3. Si la situation des ressortissants algériens est entièrement régie par les stipulations de l'accord franco-algérien, qui ne comporte aucune stipulation permettant au parent d'un enfant dont l'état de santé nécessite une prise en charge médicale en France de se voir accorder une autorisation provisoire de séjour en qualité de parent accompagnant d'un enfant malade, cette circonstance ne fait toutefois pas obstacle à ce que le préfet, dans le cadre de son pouvoir discrétionnaire, autorise le séjour d'un ressortissant algérien pour l'accompagnement d'un enfant malade.
4. En premier lieu, il ressort des pièces du dossier que M. et Mme B... ont obtenu, le 27 novembre 2019, une autorisation provisoire de séjour, afin de faire soigner en France leur fils né le 15 juillet 2017 en Algérie et souffrant d'une malformation congénitale de la main droite avec adactylie. L'enfant a subi en France une première intervention chirurgicale le 8 janvier 2020 au cours de laquelle il a subi une greffe osseuse d'une phalange du pied sur le pouce droit de la main. Par un avis du 30 septembre 2021, le collège des médecins de l'office français de l'immigration et de l'intégration (OFII) a retenu que l'état de santé de l'enfant nécessitait une prise en charge médicale dont le défaut pouvait entraîner des conséquences d'une exceptionnelle gravité et que, eu égard à l'offre de soins et aux caractéristiques du système de santé dans le pays d'origine, l'enfant ne pouvait y bénéficier effectivement d'un traitement approprié et que les soins nécessités par son état de santé devaient être poursuivis pendant une durée de neuf mois. Le 18 novembre 2021, l'enfant a subi une seconde intervention chirurgicale consistant en un transfert libre vascularisé du 2ème orteil gauche sur le doigt cinq de la main droite. Il a ensuite été pris en charge en ergothérapie pour rééducation à compter du 24 janvier 2022. Il est constant que M. et Mme B... ont bénéficié d'autorisations provisoires de séjour jusqu'au 14 août 2022.
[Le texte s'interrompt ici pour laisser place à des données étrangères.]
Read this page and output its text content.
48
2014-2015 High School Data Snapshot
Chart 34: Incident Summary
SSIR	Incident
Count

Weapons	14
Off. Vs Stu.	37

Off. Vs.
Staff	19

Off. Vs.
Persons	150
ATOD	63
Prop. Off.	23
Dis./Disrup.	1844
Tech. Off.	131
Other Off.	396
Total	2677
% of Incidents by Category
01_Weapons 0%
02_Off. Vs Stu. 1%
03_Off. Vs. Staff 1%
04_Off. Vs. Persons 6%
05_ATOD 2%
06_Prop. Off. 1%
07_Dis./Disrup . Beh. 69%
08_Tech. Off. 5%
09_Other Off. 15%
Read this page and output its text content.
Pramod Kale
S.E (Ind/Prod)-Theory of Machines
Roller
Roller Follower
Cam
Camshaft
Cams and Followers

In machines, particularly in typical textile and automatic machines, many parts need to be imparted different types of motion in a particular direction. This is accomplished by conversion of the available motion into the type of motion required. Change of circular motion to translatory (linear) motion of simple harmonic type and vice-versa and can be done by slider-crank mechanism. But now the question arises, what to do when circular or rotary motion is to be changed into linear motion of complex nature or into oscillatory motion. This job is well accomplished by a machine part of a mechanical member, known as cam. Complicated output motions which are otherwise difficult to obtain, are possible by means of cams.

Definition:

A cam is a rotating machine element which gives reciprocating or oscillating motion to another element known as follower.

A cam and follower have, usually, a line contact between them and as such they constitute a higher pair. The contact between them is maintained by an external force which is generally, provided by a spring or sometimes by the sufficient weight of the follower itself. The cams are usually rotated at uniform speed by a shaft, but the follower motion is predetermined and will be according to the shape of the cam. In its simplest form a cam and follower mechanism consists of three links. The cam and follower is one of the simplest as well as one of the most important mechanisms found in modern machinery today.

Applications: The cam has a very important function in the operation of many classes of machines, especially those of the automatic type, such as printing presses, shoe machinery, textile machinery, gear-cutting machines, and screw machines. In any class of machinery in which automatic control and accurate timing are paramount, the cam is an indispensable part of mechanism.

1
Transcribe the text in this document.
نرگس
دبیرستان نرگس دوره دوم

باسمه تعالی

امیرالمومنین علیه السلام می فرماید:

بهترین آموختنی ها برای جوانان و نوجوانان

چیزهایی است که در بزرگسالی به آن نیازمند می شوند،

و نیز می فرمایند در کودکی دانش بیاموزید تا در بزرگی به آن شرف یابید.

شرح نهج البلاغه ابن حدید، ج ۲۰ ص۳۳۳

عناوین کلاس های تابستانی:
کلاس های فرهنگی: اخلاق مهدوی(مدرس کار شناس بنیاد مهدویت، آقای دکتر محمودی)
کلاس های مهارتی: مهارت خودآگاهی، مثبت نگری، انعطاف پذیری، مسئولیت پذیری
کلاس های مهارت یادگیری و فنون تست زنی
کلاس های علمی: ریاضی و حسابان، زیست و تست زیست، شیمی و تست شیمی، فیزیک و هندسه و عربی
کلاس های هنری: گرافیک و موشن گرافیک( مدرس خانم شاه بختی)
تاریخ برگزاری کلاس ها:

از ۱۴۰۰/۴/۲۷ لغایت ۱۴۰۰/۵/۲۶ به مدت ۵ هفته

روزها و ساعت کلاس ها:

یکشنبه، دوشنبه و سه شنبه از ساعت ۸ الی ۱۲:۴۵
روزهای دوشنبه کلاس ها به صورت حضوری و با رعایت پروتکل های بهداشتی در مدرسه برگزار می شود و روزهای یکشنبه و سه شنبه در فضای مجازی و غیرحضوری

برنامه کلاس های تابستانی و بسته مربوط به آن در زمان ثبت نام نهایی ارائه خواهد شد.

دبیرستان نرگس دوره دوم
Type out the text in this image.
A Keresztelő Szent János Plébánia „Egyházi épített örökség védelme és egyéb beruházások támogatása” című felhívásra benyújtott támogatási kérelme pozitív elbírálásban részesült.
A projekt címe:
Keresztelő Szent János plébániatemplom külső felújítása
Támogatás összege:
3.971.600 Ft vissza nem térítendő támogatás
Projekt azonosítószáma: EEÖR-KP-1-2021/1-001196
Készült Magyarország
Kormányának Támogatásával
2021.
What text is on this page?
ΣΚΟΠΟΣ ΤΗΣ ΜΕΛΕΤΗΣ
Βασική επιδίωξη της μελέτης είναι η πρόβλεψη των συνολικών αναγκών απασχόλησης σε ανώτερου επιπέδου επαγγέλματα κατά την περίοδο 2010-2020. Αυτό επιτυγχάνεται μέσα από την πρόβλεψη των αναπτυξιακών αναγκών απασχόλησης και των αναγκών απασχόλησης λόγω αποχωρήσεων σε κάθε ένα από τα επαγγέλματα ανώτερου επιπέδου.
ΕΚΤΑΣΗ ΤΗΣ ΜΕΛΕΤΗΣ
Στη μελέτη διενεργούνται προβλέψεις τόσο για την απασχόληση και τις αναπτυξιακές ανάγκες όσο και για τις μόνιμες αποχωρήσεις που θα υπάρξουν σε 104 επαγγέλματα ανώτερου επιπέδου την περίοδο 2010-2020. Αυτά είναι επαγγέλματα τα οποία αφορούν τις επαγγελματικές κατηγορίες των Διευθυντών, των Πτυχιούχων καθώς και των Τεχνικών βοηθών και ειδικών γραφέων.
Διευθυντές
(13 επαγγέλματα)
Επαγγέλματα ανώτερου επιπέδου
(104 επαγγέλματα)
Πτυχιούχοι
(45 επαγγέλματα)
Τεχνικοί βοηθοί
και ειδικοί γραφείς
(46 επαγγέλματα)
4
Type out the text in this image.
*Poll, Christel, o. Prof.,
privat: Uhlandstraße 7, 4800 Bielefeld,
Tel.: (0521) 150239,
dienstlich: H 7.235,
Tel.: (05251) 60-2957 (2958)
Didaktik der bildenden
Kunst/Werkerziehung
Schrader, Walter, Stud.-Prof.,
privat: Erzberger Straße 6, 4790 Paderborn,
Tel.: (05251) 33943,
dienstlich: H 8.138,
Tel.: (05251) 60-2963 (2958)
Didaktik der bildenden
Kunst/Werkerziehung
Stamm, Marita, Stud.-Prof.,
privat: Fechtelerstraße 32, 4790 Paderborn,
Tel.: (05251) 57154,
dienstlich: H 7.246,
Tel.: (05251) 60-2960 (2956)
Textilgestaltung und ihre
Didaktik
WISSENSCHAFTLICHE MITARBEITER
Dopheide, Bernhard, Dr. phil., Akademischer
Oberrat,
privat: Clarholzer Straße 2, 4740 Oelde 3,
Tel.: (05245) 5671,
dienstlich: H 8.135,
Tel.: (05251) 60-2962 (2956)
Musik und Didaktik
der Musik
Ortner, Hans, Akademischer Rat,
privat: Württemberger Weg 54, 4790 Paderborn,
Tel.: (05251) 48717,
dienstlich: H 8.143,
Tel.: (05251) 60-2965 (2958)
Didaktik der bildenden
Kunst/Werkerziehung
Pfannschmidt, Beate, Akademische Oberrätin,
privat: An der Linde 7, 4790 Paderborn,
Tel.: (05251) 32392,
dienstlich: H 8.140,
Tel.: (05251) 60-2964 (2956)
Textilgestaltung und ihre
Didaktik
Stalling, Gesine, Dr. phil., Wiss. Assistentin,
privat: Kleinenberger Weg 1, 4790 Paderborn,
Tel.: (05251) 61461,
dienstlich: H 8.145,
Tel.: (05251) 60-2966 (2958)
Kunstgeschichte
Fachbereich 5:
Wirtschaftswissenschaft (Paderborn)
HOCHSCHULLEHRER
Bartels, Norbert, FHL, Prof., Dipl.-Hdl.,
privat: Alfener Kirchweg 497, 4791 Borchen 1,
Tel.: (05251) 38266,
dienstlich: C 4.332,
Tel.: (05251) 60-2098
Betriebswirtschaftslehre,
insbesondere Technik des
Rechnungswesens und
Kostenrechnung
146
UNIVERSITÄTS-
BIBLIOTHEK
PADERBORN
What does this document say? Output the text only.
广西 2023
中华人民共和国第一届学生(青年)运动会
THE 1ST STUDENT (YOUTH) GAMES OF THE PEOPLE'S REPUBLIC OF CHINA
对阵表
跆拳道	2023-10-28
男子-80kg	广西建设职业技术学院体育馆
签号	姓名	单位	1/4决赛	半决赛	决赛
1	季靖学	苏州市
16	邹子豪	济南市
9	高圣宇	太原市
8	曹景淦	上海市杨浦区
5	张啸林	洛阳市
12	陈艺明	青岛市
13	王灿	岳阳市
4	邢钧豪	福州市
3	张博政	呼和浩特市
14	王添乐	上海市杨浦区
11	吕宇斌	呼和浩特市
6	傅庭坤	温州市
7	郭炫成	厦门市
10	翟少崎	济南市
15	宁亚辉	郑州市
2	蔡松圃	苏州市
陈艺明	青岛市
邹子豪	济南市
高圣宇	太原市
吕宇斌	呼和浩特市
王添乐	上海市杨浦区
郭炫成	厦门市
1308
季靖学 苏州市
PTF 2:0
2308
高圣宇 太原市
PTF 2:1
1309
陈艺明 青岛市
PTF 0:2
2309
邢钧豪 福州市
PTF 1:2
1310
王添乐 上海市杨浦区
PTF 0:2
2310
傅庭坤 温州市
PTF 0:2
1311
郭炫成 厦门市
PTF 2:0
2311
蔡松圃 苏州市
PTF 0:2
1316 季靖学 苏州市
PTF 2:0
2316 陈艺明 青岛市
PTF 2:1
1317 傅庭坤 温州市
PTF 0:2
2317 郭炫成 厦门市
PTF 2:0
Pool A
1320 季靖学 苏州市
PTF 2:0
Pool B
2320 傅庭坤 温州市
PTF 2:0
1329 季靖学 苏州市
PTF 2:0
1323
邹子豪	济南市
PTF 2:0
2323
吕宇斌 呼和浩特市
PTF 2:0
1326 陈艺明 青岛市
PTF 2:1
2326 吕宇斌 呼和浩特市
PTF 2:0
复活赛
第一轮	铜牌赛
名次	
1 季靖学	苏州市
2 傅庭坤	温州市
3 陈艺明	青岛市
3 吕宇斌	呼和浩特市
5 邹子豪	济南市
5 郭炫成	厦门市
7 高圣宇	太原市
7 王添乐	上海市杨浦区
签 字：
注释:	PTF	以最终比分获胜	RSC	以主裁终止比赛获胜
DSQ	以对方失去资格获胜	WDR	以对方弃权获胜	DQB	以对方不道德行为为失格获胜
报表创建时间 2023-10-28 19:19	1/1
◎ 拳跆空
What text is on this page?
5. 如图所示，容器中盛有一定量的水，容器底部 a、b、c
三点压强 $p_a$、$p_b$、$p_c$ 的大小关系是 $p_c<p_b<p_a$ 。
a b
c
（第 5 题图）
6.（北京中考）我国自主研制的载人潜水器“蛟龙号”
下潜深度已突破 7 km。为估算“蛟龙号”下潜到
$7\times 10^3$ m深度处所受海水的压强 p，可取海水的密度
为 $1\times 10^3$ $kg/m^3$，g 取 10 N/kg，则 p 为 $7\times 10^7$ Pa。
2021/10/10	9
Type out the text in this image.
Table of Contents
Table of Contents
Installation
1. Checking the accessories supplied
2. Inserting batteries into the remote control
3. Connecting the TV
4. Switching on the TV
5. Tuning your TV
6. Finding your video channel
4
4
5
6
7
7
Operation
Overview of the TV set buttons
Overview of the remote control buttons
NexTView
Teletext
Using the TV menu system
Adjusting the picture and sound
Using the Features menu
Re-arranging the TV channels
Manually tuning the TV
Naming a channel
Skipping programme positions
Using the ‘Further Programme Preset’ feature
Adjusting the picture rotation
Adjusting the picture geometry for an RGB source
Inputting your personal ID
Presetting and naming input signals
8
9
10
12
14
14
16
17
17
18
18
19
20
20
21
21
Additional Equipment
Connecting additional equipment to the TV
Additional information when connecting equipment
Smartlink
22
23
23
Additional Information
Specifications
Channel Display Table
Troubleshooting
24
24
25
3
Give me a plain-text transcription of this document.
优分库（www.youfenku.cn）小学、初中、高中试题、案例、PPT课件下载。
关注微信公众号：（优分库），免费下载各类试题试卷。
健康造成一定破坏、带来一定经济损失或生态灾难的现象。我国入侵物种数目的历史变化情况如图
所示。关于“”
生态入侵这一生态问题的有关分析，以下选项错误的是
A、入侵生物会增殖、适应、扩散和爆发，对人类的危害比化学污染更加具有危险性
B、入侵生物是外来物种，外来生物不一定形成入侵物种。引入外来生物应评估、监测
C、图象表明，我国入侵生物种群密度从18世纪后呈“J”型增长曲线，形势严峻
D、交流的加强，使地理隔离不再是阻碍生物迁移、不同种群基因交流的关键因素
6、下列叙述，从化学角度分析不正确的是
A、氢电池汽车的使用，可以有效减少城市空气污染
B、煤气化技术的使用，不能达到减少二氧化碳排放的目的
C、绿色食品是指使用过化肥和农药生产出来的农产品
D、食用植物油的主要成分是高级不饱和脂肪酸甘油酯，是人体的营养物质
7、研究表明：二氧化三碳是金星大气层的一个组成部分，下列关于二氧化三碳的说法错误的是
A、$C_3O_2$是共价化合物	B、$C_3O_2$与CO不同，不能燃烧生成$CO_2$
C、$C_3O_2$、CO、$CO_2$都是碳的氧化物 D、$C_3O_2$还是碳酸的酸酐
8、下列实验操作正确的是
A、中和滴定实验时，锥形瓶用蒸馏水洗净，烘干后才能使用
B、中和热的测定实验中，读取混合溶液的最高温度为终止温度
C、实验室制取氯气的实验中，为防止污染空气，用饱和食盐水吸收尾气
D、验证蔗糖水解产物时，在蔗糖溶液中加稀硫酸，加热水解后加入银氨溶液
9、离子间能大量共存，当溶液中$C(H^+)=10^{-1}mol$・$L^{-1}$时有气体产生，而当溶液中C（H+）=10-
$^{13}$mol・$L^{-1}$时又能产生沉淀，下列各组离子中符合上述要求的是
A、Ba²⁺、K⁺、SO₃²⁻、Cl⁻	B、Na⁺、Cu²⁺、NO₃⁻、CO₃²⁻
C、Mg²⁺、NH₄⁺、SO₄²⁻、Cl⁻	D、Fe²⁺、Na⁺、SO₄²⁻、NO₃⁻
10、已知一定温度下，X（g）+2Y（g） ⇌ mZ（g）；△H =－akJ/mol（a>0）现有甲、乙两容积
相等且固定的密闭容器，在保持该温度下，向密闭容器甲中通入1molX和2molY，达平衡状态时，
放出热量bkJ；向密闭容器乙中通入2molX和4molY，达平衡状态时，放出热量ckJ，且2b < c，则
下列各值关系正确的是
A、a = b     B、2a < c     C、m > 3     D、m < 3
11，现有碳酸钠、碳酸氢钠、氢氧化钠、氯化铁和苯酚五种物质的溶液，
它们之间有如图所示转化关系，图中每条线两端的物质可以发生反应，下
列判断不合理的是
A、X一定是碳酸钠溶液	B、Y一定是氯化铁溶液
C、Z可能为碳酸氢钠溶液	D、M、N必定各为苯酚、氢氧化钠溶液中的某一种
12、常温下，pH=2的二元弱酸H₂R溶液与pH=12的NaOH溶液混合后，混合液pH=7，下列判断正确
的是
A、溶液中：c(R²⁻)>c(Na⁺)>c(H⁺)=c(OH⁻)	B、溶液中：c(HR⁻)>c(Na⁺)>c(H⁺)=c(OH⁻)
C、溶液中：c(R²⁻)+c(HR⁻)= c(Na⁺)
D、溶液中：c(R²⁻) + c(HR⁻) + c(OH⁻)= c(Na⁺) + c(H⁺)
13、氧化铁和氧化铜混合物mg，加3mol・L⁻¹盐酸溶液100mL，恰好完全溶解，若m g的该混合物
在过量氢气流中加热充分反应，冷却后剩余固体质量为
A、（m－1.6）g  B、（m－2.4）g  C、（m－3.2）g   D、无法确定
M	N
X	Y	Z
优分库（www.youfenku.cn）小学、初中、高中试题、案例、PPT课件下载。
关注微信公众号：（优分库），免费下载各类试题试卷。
5. Le 15 février 2022, M. et Mme B... ont présenté une demande de certificats de résidence algériens, en application des stipulations de l'article 6-5° de l'accord franco-algérien en lieu et place de leurs autorisations provisoires de séjour en faisant valoir l'état de santé de leur fils, ainsi que cela ressort des pièces du dossier et notamment des fiches de renseignement datées du 13 février 2022. Ainsi qu'il a été dit, il ressort cependant des pièces du dossier qu'à la date des décisions contestées le 14 novembre 2022, l'état de santé du fils des intéressés, qui avait bénéficié de deux interventions chirurgicales, ne nécessitait plus, postérieurement au délai de neuf mois tel qu'apprécié par le collège des médecins de l'OFII dans son avis du 30 septembre 2021, que d'un suivi de kinésithérapie et d'ergothérapie. Si M. et Mme B... soutiennent qu'un processus de prise en charge au long cours a été établi jusqu'à la fin de la croissance de leur fils et que des interventions chirurgicales sont envisagées dans l'avenir, ils ne produisent aucune pièce de nature à en établir l'urgence ou la planification. De telles interventions ne présentent dès lors aucune certitude et, par ailleurs, aucun élément du dossier ne permet d'établir l'absence de possibilité d'une prise en charge de l'état de santé actuel de leur fils en Algérie, le bilan de consultation du 27 mars 2023 attestant par ailleurs d'une évolution favorable. Dans ces circonstances, le préfet de l'Isère n'était pas tenu de solliciter l'avis du collège des médecins de l'OFII préalablement à l'intervention des décisions litigieuses. Par suite, le moyen tiré de ce que ces décisions seraient entachées d'un vice de procédure doit être écarté.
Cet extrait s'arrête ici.